Michael Popek remembers visiting his grandfather’s four-story home in New Jersey, where anything that could be collected, was—stamps, toy train cars, cap guns, autographs, baseball cards. “There was a standing order not to touch any of the WWI grenades,” Popek says. As far as his grandfather knew, these were still live and active.

Those visits happened long before Popek, now 35, started gathering his own assortment of collectibles: things left between the pages of books, or as he calls them, Forgotten Bookmarks. It seems destined to happen, given that Popek comes from a family of collectors. He grew up in an old farmhouse in Oneonta, a small town in upstate New York. His father, Peter Popek, a former UPS deliveryman, started a book business in the mid-eighties, but only after coming upon a too-good-to-be-true deal at a local auction.

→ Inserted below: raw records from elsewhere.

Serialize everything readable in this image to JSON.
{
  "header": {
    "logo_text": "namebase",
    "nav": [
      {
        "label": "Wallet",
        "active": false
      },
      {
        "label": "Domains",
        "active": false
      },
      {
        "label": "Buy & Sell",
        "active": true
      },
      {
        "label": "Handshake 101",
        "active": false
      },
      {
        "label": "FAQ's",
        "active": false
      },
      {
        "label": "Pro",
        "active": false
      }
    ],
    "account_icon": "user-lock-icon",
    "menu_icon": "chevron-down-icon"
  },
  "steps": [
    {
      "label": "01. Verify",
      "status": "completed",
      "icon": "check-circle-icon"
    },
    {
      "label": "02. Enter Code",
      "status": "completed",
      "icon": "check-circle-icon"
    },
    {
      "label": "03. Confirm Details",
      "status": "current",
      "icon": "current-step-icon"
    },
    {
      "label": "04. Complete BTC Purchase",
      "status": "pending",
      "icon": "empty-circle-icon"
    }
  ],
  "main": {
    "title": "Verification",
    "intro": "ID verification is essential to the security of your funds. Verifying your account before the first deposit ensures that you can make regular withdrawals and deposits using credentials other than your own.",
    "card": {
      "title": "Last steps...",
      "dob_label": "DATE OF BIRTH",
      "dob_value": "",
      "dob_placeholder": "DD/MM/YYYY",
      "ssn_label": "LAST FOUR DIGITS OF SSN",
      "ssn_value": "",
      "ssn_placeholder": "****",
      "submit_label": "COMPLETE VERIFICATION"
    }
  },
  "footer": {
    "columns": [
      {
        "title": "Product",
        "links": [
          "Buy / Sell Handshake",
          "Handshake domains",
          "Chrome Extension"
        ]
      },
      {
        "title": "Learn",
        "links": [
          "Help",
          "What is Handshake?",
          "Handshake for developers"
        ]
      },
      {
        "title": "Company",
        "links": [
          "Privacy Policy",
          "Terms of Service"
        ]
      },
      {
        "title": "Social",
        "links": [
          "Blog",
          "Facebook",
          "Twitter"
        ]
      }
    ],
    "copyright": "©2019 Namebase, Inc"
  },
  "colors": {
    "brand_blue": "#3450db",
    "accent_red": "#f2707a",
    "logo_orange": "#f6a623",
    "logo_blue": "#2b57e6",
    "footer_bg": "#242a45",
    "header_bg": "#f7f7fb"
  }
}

The offer was 5,000 books for $10. He paid an additional $10 for delivery. According to the elder Popek, no one wanted these books, including him. “We had no interest in books. We didn’t know anything about them. But we didn’t want to waste ‘em,” Peter Popek says. Within a few years, Michael’s father had filled a barn in the backyard with over 20,000 books. The Popeks also bought and sold antiques and owned a small shop in town, not far from their house. Slowly, though, the book collection muscled its way into the antique shop and took over much of the space.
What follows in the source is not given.